Markt also: Für die nächsten anderthalb Stunden mäanderten wir durch die Altstadtgassen, die gut besucht, aber nicht völlig überfüllt waren (Abstand halten war tatsächlich noch möglich), schauten uns alle Stände an (die gleichen Händler wie jedes Jahr, was nicht langweilig, sondern ein frohes Wiedersehen war) und gaben jede Menge Geld aus. Zunächst zum Stand mit italienischem Olivenöl, eine Flasche Basilikumöl, eine zweite Flasche Chiliöl, dringend nötig, unser Chiliöl ist vor einigen Wochen ausgegangen. Dann für uns beide ein italienisches Craft Beer, der Liebste nahm eine sehr würzige, malzige Sorte, ich ein eher leichtes im IPA-Style. Das Bier war okay, aber ich sag es mal so: Es gibt schon einen Grund, warum Italien eher für seine Weine bekannt ist und Deutschland für seine Biere. Wir hatten dort vor drei Jahren schon einmal das Bier probiert und damals auch die beiden Biergläser mitgenommen, die sind nämlich sehr hübsch. Wir brauchen aber keine zwei weiteren mehr (und unsere Schränke sind VOLL), also gaben wir sie wieder zurück, schweren Herzens.

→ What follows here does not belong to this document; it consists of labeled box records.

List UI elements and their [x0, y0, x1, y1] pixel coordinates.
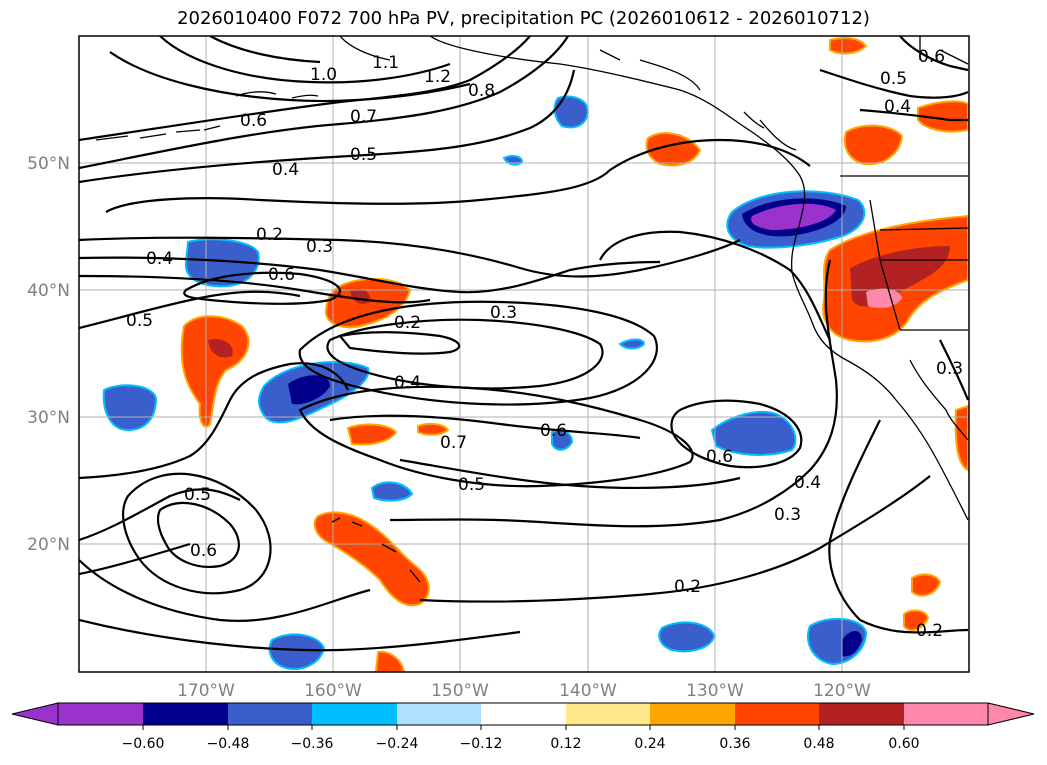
contour-label: 1.0	[310, 65, 337, 85]
precip-patch	[710, 410, 797, 456]
precip-patch	[313, 511, 430, 607]
lon-tick-label: 170°W	[177, 681, 235, 701]
contour-label: 0.6	[706, 447, 733, 467]
colorbar-extend-low	[11, 702, 59, 726]
colorbar-segment	[481, 703, 566, 725]
contour-labels: 1.0 1.1 1.2 0.8 0.7 0.6 0.5 0.4 0.2 0.3 …	[126, 47, 963, 641]
contour-label: 0.5	[350, 145, 377, 165]
precip-positive-patches	[180, 37, 969, 672]
contour-label: 0.5	[458, 475, 485, 495]
lon-tick-label: 130°W	[686, 681, 744, 701]
colorbar-tick-label: 0.24	[634, 736, 665, 752]
colorbar-extend-high	[987, 702, 1035, 726]
precip-patch	[751, 203, 836, 230]
lat-tick-label: 20°N	[27, 535, 70, 555]
lat-tick-label: 50°N	[27, 154, 70, 174]
precip-patch	[829, 37, 868, 55]
contour-label: 0.8	[468, 81, 495, 101]
coastlines	[95, 36, 969, 583]
precip-patch	[288, 375, 330, 405]
contour-label: 0.4	[884, 97, 911, 117]
map-frame	[78, 35, 970, 673]
contour-label: 1.1	[372, 53, 399, 73]
precip-patch	[370, 481, 414, 502]
colorbar-segment	[735, 703, 819, 725]
contour-label: 0.4	[146, 249, 173, 269]
contour-label: 0.2	[916, 621, 943, 641]
colorbar-tick-label: 0.60	[888, 736, 919, 752]
colorbar-tick-label: −0.60	[122, 736, 165, 752]
contour-label: 0.6	[540, 421, 567, 441]
lon-tick-label: 120°W	[813, 681, 871, 701]
contour-label: 0.5	[184, 485, 211, 505]
pv-contours	[79, 36, 969, 652]
colorbar-tick-label: 0.12	[550, 736, 581, 752]
precip-patch	[866, 288, 902, 308]
precip-patch	[618, 338, 646, 350]
colorbar-tick-label: 0.36	[719, 736, 750, 752]
precip-patch	[208, 338, 233, 358]
contour-label: 0.4	[394, 373, 421, 393]
colorbar-tick-label: 0.48	[803, 736, 834, 752]
colorbar-segment	[904, 703, 988, 725]
precip-patch	[180, 315, 250, 428]
lon-tick-label: 150°W	[431, 681, 489, 701]
colorbar-tick-label: −0.12	[460, 736, 503, 752]
precip-patch	[102, 384, 158, 432]
precip-patch	[268, 633, 326, 670]
map-title: 2026010400 F072 700 hPa PV, precipitatio…	[177, 8, 870, 29]
precip-patch	[374, 650, 406, 672]
colorbar-segment	[819, 703, 904, 725]
precip-patch	[324, 277, 412, 329]
precip-patch	[842, 631, 862, 657]
contour-label: 0.3	[306, 237, 333, 257]
colorbar-tick-label: −0.48	[207, 736, 250, 752]
contour-label: 0.2	[256, 225, 283, 245]
gridlines	[79, 36, 969, 672]
contour-label: 0.3	[490, 303, 517, 323]
lat-tick-label: 40°N	[27, 281, 70, 301]
contour-label: 0.5	[880, 69, 907, 89]
precip-patch	[903, 609, 930, 632]
contour-label: 0.6	[918, 47, 945, 67]
contour-label: 0.2	[674, 577, 701, 597]
precip-patch	[417, 422, 450, 436]
precip-negative-patches	[102, 95, 868, 670]
colorbar-segment	[228, 703, 312, 725]
precip-patch	[843, 124, 904, 166]
colorbar-segment	[650, 703, 735, 725]
contour-label: 0.6	[240, 111, 267, 131]
contour-label: 0.4	[272, 160, 299, 180]
colorbar-segment	[566, 703, 650, 725]
contour-label: 0.7	[440, 433, 467, 453]
contour-label: 0.6	[268, 265, 295, 285]
lon-axis-labels: 170°W 160°W 150°W 140°W 130°W 120°W	[177, 681, 871, 701]
lon-tick-label: 140°W	[559, 681, 617, 701]
colorbar: −0.60 −0.48 −0.36 −0.24 −0.12 0.12 0.24 …	[11, 702, 1035, 752]
colorbar-segment	[143, 703, 228, 725]
precip-patch	[346, 423, 398, 446]
contour-label: 0.3	[774, 505, 801, 525]
contour-label: 0.7	[350, 107, 377, 127]
colorbar-segment	[58, 703, 143, 725]
lat-axis-labels: 20°N 30°N 40°N 50°N	[27, 154, 70, 555]
precip-patch	[658, 621, 716, 653]
lat-tick-label: 30°N	[27, 408, 70, 428]
lon-tick-label: 160°W	[304, 681, 362, 701]
contour-label: 0.4	[794, 473, 821, 493]
colorbar-segment	[397, 703, 481, 725]
precip-patch	[911, 573, 942, 597]
colorbar-tick-label: −0.24	[376, 736, 419, 752]
contour-label: 0.6	[190, 541, 217, 561]
precip-patch	[917, 100, 969, 133]
colorbar-tick-label: −0.36	[291, 736, 334, 752]
precip-patch	[553, 95, 590, 129]
contour-label: 1.2	[424, 67, 451, 87]
contour-label: 0.3	[936, 359, 963, 379]
contour-label: 0.5	[126, 311, 153, 331]
contour-label: 0.2	[394, 313, 421, 333]
colorbar-segment	[312, 703, 397, 725]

Kleiner Zwischenstopp beim italienischen Olivenöl-Ciabatta, das wir gleich als zweites Abendessen aßen (passte hervorragend nach dem Bohnensalat), dann zum Seifenstand aus Marseille, wo wir uns fünf Seifen mitnahmen, die Auswahl fiel aber so schwer, dass ich da im Lauf der nächsten Tage noch einmal nachkaufen werde. Und schließlich, auch wenn wir eigentlich mit dem Alkohol hatten vernünftig sein wollen, doch noch ein Glas Luberon an einem der vielen Weinstände. Wir beließen es aber bei dem einen Glas, es kam ja noch ein Arbeitstag, und gingen um halb zehn glücklich nach Hause. Das war jetzt eher ein Shopping-Marktabend gewesen, aber in Anbetracht der Tatsache, dass ich es an meinen langen Abenden normalerweise maximal aufs Sofa schaffe, hatte es sich schon total gelohnt. Und der Markt geht ja noch ein paar Tage.